Contra Proferentem Rule of Policy Interpretation Does Not Apply in Disputes Between Drafting Insurer and Another Insurance Company

Insurance   |   Life, Annuity, and Retirement Litigation   |   February 3, 2014

Case of First Impression
Economy Premier Assurance Company v. Western National Mutual Insurance Company, 839 N.W.2d 749 (Minn. App. 2013)

Case at a Glance
The doctrine of contra proferentem is a doctrine of policy interpretation which normally requires that ambiguous language of an insurance policy be interpreted in favor of the insured, and in favor of providing coverage. The Minnesota Court of Appeals, in a case of first impression in Minnesota, held that the doctrine does not apply to a dispute between two insurers, one of which was not a party to the policy at issue.

Summary of Discussion
The son of divorced parents, who lived with his mother, was driving his father’s pickup truck with his permission while his mother’s car, which he normally drove, was inoperable. Both parents had insurance on their vehicles, and the son was a named insured under both policies. There was an accident, and the father’s insurer, Economy Premier, paid a claim submitted by the injured party. Economy Premier sued the mother’s insurer, Western National, claiming that the Western National policy provided primary coverage for the loss, and that the Economy Premier policy provided only excess coverage.

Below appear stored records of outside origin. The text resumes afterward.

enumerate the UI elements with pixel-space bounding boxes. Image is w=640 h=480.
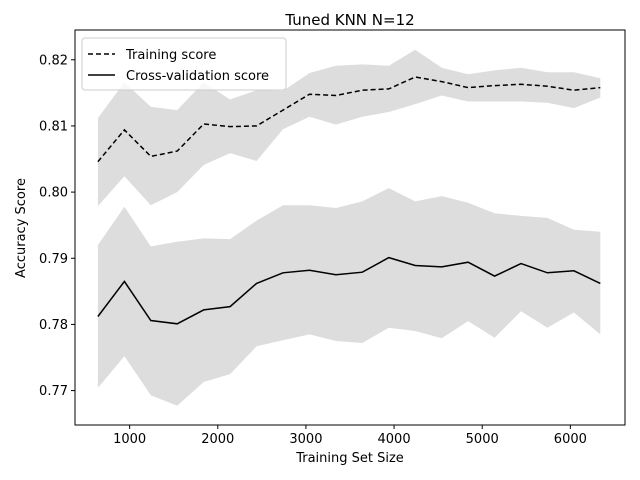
- y-tick-label: 0.80: [39, 186, 68, 201]
- x-tick-label: 3000: [289, 432, 322, 447]
- x-tick-label: 4000: [378, 432, 411, 447]
- x-axis-ticks: 1000 2000 3000 4000 5000 6000: [113, 425, 587, 447]
- x-tick-label: 1000: [113, 432, 146, 447]
- plot-area-frame: [74, 29, 626, 426]
- legend-box: [81, 37, 287, 91]
- series-0-line: [97, 76, 601, 163]
- x-tick-label: 2000: [201, 432, 234, 447]
- y-tick-label: 0.79: [39, 252, 68, 267]
- score-lines: [97, 76, 601, 325]
- series-1-line: [97, 256, 601, 325]
- y-tick-label: 0.82: [39, 53, 68, 68]
- y-tick-label: 0.77: [39, 384, 68, 399]
- x-tick-label: 5000: [466, 432, 499, 447]
- y-tick-label: 0.81: [39, 119, 68, 134]
- y-axis-label: Accuracy Score: [14, 178, 29, 278]
- x-tick-label: 6000: [554, 432, 587, 447]
- x-axis-label: Training Set Size: [295, 451, 404, 466]
- legend-cv-label: Cross-validation score: [126, 69, 269, 84]
- y-tick-label: 0.78: [39, 318, 68, 333]
- chart-title: Tuned KNN N=12: [284, 11, 414, 29]
- y-axis-ticks: 0.77 0.78 0.79 0.80 0.81 0.82: [39, 53, 75, 399]
- score-std-bands: [97, 49, 601, 406]
- legend-training-label: Training score: [125, 48, 216, 63]
- legend: Training score Cross-validation score: [81, 37, 287, 91]
- series-1-std-band: [97, 188, 601, 406]
- series-0-std-band: [97, 49, 601, 206]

The dispute centered on the interpretation of provisions of the Western National policy which provided coverage for vehicles which were not insured under that policy, but which were either a “temporary substitute” or a “temporary loaned” vehicle for a vehicle for which Western National provided primary coverage. Since the son normally drove a vehicle covered under the Western National policy, the issue arose as to the extent to which that policy provided coverage, under these coverage provisions, while he was driving a vehicle provided to him by his father. If the father’s pickup truck was found to be a “temporary loaned” vehicle Western National’s policy would provide primary coverage; if the father’s pickup truck was a “temporary substitute” vehicle Western National’s policy would provide only excess coverage, with Economy Premier’s policy providing primary coverage. In interpreting the policy the court also considered the “other insurance” provision and other provisions of the policies.

Economy Premier contended that the language of the Western National policy was ambiguous, and that pursuant to the doctrine of contra proferentem, the language should be construed against Western National, resulting in a finding that the Western National policy provided primary coverage. The trial court disagreed, and after interpreting the policy granted summary judgment to Western National. The Court of Appeal affirmed.

On appeal, the principal issue of interest was the appropriate role of the doctrine of contra proferentem under these circumstances. The Court of Appeal held that the doctrine of contra proferentem has “a usual application,” and that in a typical coverage contest between an insurer and its insured, ambiguous policy terms are construed in favor of the insured. The court stated that the doctrine “recognizes the disparity of bargaining power that typically exists between an insurer and an insured, particular since insurance contracts are often contracts of adhesion.” 839 N.W.2d at 754. The court found that the appeal presented an issue of first impression, namely whether the doctrine of contra proferentem applied with the same force to a dispute which does not involve the insurer and the insured, but rather the insurer and another entity, especially when that other entity is another insurer which is a stranger to the policy.

After discussing the historical origin of the doctrine, the court concluded that “applying the doctrine here would remove it from its primary rationale.” Id. At 755. Noting that a number of other jurisdictions have held that the doctrine does not apply to disputes between two insurance companies arguing over ambiguous language in one company’s policy, the court held that the doctrine of contra proferentem does not apply in a coverage suit between insurers. Applying the principles of policy interpretation “from a neutral perspective,” the court agreed with the trial court’s interpretation of the Western National policy, finding that the Economy Premier policy provided primary coverage for the accident. The court therefore affirmed the grant of summary judgment to Western National.